Gregory is the Co-President at La French Tech Shanghai, a community aimed at gathering the local tech community with an interest in France and building bridges between major innovation hubs. The community facilitates the cross-fertilization of competencies and helps French businesses & entrepreneurs to foster their development in China.
Gregory kicks off the conversation with his thoughts on the evolution of Shanghai’s startup scene and how it compares to France’s and the U.S.’s. While many foreigners have seized the opportunity to set up shop in China, it is a difficult process, particularly when it comes to acquiring seed funding.
Unlike France, which offers a number of financing options for the aspiring startup entrepreneur, China is a place where knowing the right person—and knowing how to build a relationship with them—is probably the most important factor. Gregory says that the U.S. is more casual when it comes to networking, whereas “it is a bit trickier” in China.
Calling Shanghai “the Los Angeles or the San Francisco of China”, Gregory says that the technologically advanced city of 25 million does not represent China’s market as a whole. This is for many reasons, including the transitory living situation of many in Shanghai, its multiculturalism, as well as Shanghai’s relative independence from fellow Tier 1 cities and the seat of power in China, Beijing.
Gregory goes on to speak on his journey as an entrepreneur and investor in China and why he specifically chose to specialize in F&B. He explains what sets this space apart compared to the West and how Chinese attitudes toward food and beverage shape the industry. Finally, he describes the merging of food and tech and how COVID-19 accelerated many developments that were already underway.
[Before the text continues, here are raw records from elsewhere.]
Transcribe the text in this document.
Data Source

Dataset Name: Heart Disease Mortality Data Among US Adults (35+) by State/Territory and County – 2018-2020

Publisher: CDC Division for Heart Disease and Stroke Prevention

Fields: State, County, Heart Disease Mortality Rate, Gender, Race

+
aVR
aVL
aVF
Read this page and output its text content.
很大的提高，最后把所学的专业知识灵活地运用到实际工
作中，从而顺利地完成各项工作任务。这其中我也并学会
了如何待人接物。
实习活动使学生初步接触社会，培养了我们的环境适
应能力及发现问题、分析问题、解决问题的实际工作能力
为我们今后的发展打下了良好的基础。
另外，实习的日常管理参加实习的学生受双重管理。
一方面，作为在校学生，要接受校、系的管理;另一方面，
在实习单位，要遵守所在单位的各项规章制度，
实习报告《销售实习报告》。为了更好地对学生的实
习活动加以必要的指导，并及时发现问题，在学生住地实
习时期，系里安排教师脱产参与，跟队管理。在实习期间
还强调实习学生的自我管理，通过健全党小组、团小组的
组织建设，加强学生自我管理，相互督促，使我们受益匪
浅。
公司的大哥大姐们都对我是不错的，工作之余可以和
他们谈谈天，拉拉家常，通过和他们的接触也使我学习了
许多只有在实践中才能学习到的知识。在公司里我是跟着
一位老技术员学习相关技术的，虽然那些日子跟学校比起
“As a foreign entrepreneur, you can start a business anywhere around the world; but, I don’t think China is necessarily the place where you want to start. There are a lot of other difficulties, because of the Chinese culture and the Chinese tech landscape which is very different from the rest of the world. Whatever you do in China will have a lot of specificities due to the market and the digital ecosystem.”
“Shanghai is the Los Angeles or San Francisco of China. The administrative and financial power is in Beijing. The industrial power is in Chongqing. [...] Trade is in Guangzhou or Hong Kong. Shanghai is a massive city with 25 million people [...] and very advanced, technologically speaking.”